A presença do inglês fere a Constituição, segundo a qual a língua nacional é o francês, disse ao jornal Le Figaro a historiadora Helene Carrere d'Encausse, 92, eleita imortal em 1990 e secretária permanente da Academia Francesa desde 1999. Os membros da instituição pediram ao premiê Jean Castex que suspenda o documento e disseram que levarão a questão à Justiça caso nenhuma medida seja tomada.
A modernização da carteira de identidade entrou gradativamente em vigor em março do ano passado e passou a valer para todo o país em agosto. O último modelo vigente era de 1995. Podem obter a nova versão aqueles que fizerem o documento pela primeira vez ou, então, o renovarem.
Segundo o Ministério do Interior francês, as mudanças foram necessárias para mitigar crimes envolvendo o documento —fraudes corresponderam a 45 mil crimes registrados pela polícia em 2019 (1,19% do total).
O caráter bilíngue, explicou o ministério, deve-se ao fato de a carteira de identidade ser aceita não apenas como documento nacional, mas também como documento de viagem quando franceses vão a outro país-membro da União Europeia (UE). A tradução para o idioma facilitaria a compreensão nas fronteiras.
Reclamando que a voz da Academia Francesa não é mais ouvida no debate público, a instituição contratou advogados para escrever ao premiê. "Quem decidiu colocar o francês e o inglês em pé de igualdade neste documento?", questionou d'Encausse, que ocupa a cadeira 14 da academia, ao Figaro.
A posição ecoou para outras esferas, entre as quais a política —o país realiza eleições presidenciais em abril. Marine Le Pen, líder do partido de ultradireita Reunião Nacional, agradeceu, em uma rede social, a Academia Francesa por defender o francês diante do que chamou de invasão contínua do inglês.
"Enquanto isso, Emmanuel Macron [presidente do país] acredita que não existe uma cultura francesa", seguiu. "É hora de eleger um presidente que se orgulhe de falar falar francês e da cultura francesa."

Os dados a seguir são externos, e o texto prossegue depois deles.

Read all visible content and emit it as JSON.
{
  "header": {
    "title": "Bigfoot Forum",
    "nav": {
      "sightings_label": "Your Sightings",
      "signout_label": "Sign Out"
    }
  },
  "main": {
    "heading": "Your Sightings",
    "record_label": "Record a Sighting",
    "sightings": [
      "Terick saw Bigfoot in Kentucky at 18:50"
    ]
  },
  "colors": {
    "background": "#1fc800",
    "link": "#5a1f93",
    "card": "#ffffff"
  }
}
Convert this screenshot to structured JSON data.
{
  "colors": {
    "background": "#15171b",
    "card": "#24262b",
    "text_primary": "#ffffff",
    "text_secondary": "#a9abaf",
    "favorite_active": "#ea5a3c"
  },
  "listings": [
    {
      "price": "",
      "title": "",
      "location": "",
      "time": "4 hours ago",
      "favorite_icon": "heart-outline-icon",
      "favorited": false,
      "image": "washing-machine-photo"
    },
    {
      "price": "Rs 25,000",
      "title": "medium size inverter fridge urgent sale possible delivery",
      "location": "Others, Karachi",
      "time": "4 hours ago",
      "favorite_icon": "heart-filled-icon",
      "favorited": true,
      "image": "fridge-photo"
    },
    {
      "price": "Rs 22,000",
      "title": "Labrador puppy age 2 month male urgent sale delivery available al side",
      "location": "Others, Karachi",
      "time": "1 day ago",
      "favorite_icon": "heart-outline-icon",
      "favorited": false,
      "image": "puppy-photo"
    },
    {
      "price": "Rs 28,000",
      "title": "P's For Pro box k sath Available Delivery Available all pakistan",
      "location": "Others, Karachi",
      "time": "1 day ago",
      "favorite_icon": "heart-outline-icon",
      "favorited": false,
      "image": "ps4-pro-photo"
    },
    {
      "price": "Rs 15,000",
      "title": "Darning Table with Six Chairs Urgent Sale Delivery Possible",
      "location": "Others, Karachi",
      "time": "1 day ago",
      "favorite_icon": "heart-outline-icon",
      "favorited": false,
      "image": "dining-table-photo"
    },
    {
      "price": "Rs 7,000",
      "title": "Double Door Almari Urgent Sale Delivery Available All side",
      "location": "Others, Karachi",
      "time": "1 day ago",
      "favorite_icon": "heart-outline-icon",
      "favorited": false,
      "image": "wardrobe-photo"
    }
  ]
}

Não é incomum que documentos de identidade europeus contenham traduções. Na Alemanha, há traduções para o inglês e para o francês. Já no Reino Unido, que deixou a União Europeia há dois anos, os passaportes oferecem traduções para o francês. A presença do inglês no novo documento francês já havia sido alvo de outras críticas, com políticos e especialistas alegando que, assim, o governo facilitaria a predominância do inglês, quando, na verdade, deveria proteger o patrimônio linguístico francês.